Crypto exchange Coinbase is bolstering its relationship with regulatory authorities in the United Arab Emirates as it faces mounting challenges back home in the U.S.
"There is no doubt that UAE has the potential to be a strategic hub for Coinbase, amplifying our efforts across the world," Coinbase said in a blog post on Sunday. "It further serves as a particularly strategic bridge between Asia and Europe — two of our existing focus international regions to date."
Coinbase's executive team, including CEO and co-founder Brian Armstrong, is in the UAE this week for meetings with policymakers, regulators, crypto founders and clients. Armstrong will also provide a keynote address at the inaugural Dubai Fintech Summit. Armstrong admired the UAE for its proactive and progressive regulatory approach to crypto in a tweet, saying the region "deserves a lot of credit for being forward thinking on crypto."
"First dedicated crypto regulator in the world, a clear rule book published (!), business friendly plus strong customer protections. Really enjoying my visit so far," he added.
Coinbase's tensions with US regulators grow
Coinbase's first visit to the UAE, in Dubai and Abu Dhabi, comes amid souring relations with American regulators and a nascent effort to move beyond the U.S. In March, the U.S. Securities and Exchange Commission sent Coinbase a Wells notice alerting the exchange to "possible violations of securities laws." In April, Coinbase sued the SEC in order to force the agency to respond to a petition that the company filed demanding the SEC publish specific rules for digital assets. Last week, the SEC was ordered by a U.S. court to respond to Coinbase's complaint within ten days.
Also last week, Coinbase launched an international derivatives exchange from Bermuda, allowing users to trade perpetual futures with currently 5x leverage.
"It is no secret that Coinbase is also working with Abu Dhabi Global Market (ADGM) regulators to further expand the licensing and availability for Coinbase International Exchange," Coinbase said in the Sunday blog post. "We have also been engaging with Dubai's Virtual Assets Regulatory Authority (VARA), a dedicated regulator for virtual assets, as they put forward a comprehensive retail framework built on the principles of economic sustainability and cross-border financial security. This expands our global footprint, helping get us closer to bringing 1 billion users to crypto."

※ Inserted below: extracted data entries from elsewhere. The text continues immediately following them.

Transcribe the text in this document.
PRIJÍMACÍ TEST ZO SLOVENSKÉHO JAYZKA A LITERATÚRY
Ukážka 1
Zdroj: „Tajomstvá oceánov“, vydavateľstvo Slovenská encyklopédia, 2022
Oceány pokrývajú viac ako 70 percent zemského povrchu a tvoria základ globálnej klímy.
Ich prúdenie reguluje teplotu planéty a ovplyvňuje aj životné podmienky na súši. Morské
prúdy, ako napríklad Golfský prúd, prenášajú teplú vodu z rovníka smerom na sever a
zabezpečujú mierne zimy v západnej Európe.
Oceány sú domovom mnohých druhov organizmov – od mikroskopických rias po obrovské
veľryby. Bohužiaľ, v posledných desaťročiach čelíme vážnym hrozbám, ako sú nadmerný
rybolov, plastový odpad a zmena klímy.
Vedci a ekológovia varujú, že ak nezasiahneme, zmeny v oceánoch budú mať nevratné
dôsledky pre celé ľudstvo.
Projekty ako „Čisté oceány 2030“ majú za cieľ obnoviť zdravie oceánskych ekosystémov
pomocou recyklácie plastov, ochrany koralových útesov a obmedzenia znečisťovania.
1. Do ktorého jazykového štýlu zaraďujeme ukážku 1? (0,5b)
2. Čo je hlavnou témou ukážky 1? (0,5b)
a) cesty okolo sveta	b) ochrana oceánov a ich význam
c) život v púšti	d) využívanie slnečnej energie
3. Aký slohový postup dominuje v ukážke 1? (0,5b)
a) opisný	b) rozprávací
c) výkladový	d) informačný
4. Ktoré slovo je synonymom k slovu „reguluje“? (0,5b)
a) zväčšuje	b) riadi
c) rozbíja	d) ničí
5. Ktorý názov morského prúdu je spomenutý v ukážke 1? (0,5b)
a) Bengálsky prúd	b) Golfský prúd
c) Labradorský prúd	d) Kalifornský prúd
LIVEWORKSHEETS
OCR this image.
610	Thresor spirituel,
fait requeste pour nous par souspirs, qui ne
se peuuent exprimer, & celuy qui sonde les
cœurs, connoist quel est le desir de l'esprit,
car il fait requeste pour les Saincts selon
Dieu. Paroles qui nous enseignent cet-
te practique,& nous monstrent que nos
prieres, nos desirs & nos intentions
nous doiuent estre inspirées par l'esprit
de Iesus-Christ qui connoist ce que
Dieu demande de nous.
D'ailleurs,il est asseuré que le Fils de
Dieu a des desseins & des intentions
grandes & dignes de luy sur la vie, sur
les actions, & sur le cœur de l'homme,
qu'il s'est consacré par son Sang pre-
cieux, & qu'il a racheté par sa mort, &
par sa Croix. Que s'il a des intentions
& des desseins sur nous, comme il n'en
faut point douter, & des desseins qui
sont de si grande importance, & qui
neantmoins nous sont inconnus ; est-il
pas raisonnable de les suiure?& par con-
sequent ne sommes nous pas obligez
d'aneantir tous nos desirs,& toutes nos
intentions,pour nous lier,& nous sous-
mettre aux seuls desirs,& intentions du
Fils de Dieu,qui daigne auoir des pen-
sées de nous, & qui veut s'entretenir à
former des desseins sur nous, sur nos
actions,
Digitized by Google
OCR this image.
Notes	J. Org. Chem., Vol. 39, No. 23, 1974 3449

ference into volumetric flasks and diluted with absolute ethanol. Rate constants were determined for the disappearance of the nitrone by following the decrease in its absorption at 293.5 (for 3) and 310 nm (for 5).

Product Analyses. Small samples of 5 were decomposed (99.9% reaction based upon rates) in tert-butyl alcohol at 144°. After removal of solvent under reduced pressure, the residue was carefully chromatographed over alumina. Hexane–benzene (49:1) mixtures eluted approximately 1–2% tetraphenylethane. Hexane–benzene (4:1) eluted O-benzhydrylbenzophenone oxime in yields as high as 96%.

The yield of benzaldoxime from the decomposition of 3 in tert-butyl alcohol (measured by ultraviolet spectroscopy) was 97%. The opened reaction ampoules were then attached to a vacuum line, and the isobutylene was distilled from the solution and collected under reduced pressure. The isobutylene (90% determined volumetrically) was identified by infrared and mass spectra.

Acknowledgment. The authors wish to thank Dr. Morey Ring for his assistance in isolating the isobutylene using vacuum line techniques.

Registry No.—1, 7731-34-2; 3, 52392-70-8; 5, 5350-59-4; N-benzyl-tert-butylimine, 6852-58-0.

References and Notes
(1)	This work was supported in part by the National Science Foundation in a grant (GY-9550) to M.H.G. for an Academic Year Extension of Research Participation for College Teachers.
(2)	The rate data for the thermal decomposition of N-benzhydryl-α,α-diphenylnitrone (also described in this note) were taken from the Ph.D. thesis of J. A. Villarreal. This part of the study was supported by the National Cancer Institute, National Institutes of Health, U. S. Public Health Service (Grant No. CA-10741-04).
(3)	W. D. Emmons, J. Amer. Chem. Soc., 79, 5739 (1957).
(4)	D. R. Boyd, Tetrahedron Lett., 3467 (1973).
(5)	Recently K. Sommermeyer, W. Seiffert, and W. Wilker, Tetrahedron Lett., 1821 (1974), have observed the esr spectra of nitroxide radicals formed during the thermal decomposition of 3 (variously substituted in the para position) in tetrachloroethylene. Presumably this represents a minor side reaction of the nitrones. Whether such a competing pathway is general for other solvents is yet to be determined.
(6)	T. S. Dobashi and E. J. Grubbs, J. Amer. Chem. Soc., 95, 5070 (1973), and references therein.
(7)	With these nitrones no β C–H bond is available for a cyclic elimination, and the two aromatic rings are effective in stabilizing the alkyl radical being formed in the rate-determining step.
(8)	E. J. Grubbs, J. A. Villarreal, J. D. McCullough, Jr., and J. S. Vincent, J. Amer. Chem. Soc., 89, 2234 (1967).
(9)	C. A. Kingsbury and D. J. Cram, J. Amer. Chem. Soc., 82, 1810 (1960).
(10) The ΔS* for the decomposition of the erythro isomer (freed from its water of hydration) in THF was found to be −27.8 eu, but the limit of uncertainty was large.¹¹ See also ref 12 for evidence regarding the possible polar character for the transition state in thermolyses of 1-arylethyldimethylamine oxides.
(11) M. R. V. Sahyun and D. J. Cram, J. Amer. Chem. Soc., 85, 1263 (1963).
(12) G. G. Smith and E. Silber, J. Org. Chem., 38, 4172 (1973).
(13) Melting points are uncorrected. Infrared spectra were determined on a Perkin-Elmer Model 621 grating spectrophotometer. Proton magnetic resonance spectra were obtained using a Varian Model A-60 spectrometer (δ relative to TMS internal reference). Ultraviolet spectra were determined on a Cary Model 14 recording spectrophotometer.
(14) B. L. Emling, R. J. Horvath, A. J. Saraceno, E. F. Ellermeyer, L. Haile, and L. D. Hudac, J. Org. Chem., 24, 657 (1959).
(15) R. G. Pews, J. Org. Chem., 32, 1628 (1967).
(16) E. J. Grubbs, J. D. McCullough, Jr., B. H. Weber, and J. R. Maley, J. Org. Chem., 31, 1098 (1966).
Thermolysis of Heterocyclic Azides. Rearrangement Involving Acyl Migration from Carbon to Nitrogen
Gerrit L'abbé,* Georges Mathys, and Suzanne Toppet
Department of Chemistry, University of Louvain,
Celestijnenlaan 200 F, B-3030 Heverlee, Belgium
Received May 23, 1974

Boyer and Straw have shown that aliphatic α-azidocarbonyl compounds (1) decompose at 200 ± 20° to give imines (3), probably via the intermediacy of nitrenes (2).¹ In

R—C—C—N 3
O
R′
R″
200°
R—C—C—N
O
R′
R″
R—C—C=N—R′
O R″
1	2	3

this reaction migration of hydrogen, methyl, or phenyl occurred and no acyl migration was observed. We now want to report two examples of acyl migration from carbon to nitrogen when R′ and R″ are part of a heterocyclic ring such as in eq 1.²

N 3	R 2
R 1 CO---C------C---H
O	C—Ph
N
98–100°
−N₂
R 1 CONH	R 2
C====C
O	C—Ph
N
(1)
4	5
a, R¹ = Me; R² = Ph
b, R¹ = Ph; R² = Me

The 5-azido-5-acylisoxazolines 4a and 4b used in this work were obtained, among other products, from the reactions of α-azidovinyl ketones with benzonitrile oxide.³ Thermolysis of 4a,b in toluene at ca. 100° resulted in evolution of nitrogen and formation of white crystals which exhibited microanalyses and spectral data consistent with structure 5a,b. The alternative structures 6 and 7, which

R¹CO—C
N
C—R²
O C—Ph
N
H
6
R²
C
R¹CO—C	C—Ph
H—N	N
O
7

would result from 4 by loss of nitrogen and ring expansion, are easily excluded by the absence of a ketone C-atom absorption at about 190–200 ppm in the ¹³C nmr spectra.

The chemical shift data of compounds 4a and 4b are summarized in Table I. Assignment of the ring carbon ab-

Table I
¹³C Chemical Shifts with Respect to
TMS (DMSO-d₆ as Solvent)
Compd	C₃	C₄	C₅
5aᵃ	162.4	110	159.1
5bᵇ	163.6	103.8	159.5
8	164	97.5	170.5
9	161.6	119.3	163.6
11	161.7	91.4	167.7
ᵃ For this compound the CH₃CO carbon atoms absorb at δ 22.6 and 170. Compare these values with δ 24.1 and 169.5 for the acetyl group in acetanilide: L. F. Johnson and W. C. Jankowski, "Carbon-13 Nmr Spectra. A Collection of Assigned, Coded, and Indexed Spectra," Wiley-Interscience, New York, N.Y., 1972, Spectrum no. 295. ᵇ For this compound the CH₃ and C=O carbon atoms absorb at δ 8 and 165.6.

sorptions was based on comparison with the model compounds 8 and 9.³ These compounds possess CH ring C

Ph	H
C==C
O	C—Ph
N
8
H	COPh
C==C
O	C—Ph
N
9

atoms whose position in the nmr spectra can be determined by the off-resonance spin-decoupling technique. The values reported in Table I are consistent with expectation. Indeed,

UAE's growing crypto ecosystem
The UAE has witnessed significant growth in its crypto ecosystem over the past few years, attracting attention from giants such as Binance.
Dubai's Virtual Assets Regulatory Authority was set up last year, and earlier this year, it issued its crypto regulatory framework, laying out a concrete licensing regime for crypto service providers. Last month, the registration authority of ADGM issued a consultation paper to explain the proposed Distributed Ledger Technology Foundations Regulations 2023 and sought public feedback on the proposed new legislative framework for foundations that facilitate DLT and token issuance.
"In short, the region is standing-out as a leader in the development of a web3 ecosystem, making it an attractive location to consider investing in," Coinbase said. "The vacuum created by other notable jurisdictions means that international counterparts, such as the UAE, are racing to fill the regulatory gap."
Despite regulatory uncertainty in the U.S., Coinbase is "100% committed" to the home country over the long term, Armstrong said last week during the company's earnings call.
"Let me be clear, we're 100% committed to the U.S. I founded this company in the United States because I saw that rule of law prevails here," Armstrong said. "That's really important, and I'm actually really optimistic on the U.S. getting this right."